The bill also plans to introduce several new offences;
- Intentionally or recklessly re-identifying individuals from anonymised or pseudonymised data (the maximum penalty would be an unlimited fine)
- Altering records with the intent to prevent disclosure following a subject access request (the maximum penalty would be an unlimited fine in England and Wales or a Level 5 fine in Scotland and Northern Ireland)
There are also plans to widen the existing offence of unlawfully obtaining data to capture people who retain data against the wishes of the controller (even if they initially obtained it lawfully).
The Statement says, “The government intends broadly to replicate section 32 of the Data Protection Act 1998. The main difference will be to amend provisions relating to the ICO’s enforcement powers to strengthen the ICO’s ability to enforce the re-enacted section 32 exemptions effectively.”

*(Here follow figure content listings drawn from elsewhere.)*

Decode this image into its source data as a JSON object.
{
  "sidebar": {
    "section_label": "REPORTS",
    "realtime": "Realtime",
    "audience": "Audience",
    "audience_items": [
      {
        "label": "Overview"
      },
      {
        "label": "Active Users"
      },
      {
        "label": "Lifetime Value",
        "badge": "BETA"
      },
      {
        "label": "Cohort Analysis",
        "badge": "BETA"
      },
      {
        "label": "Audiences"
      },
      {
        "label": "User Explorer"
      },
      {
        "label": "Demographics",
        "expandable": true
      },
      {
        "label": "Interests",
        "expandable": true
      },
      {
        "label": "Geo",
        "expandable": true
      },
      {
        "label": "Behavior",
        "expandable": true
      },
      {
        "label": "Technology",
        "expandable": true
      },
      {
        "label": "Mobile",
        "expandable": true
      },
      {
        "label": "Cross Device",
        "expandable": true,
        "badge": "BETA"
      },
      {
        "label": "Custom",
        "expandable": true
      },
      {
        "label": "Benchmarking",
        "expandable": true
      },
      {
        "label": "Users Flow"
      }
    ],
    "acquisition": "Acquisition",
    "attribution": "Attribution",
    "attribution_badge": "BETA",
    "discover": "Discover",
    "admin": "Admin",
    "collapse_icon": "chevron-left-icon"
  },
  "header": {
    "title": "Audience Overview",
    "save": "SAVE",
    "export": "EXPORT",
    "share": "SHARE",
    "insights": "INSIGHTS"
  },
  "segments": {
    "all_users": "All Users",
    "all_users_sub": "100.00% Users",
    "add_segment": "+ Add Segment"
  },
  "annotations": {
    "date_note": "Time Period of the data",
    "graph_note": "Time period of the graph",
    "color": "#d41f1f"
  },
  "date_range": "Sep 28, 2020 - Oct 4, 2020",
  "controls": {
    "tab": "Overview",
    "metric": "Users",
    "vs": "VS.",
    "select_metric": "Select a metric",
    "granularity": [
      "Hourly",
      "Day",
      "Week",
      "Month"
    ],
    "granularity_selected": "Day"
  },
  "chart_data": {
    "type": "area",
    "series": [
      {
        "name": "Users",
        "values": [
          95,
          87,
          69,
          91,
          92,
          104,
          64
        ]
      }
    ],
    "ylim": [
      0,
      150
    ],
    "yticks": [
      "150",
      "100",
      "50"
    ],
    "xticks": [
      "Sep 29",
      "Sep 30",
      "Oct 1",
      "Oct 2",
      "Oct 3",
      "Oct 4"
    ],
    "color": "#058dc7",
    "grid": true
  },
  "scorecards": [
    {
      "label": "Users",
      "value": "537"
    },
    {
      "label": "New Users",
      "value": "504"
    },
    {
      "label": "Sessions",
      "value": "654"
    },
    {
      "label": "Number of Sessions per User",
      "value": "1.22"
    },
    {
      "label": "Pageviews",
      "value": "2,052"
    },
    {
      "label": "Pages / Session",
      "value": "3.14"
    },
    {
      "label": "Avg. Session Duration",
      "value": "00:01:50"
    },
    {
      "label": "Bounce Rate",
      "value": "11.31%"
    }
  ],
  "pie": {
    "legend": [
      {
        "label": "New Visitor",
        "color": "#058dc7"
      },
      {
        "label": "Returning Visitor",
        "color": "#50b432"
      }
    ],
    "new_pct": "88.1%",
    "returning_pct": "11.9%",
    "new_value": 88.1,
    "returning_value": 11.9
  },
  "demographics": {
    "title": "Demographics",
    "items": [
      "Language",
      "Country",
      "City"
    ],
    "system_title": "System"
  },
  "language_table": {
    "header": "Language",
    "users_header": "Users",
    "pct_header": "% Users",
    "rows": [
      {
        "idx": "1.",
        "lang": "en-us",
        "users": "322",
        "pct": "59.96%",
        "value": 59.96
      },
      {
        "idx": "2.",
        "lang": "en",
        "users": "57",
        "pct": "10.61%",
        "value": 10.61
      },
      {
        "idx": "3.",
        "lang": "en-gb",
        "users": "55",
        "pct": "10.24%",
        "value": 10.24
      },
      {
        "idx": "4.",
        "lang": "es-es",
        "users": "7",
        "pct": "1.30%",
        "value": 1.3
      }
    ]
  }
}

The Government plans to ensure research organisations will be exempt from complying with specific individual rights under the GDPR. The Statement says, “The government will legislate to exercise this exemption in order to ensure that the UK continues to be a centre for groundbreaking research. We will ensure that research organisations and archiving services do not have to respond to subject access requests when this would seriously impair or prevent them from fulfilling their purposes. Research organisations will not have to comply with an individual’s rights to rectify, restrict further processing and, object to processing where this would seriously impede their ability to complete their work, and providing that appropriate organisational safeguards are in place to keep the data secure.”
The information provided and the opinions expressed in this document represent the views of the Data Protection Network. They do not constitute legal advice and cannot be construed as offering comprehensive guidance to the Data Protection Act 1998 or other statutory measures referred to in the document.